Devant le bâtiment Berlaymont de la Commission européenne, des dizaines de jeunes membres du Mouvement Climat européen se sont une nouvelle fois rassemblés pour protester contre la nouvelle politique agricole commune (PAC). Comme lors des deux derniers week-ends, ces jeunes ont distribué des pamphlets aux passants.

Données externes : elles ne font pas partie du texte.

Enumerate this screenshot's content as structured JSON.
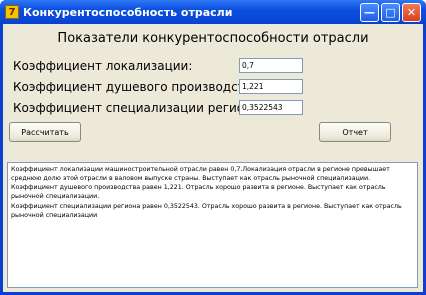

Selon les jeunes pour le climat, la nouvelle PAC ne lutte pas contre la crise climatique. En revanche, la fédération européenne des jeunes agriculteurs (CEJA), qui s’oppose aux modifications de la PAC, appelle à cesser les protestations et à collaborer pour améliorer l’accord dans le cadre des textes législatifs actuellement à l’étude.
La semaine dernière, tant le Parlement européen que le Conseil des ministres de l’Agriculture ont défini leurs positions concernant la modernisation souhaitée de la politique agricole commune européenne. Mais ces positions sont nettement moins ambitieuses que la proposition de la Commission européenne.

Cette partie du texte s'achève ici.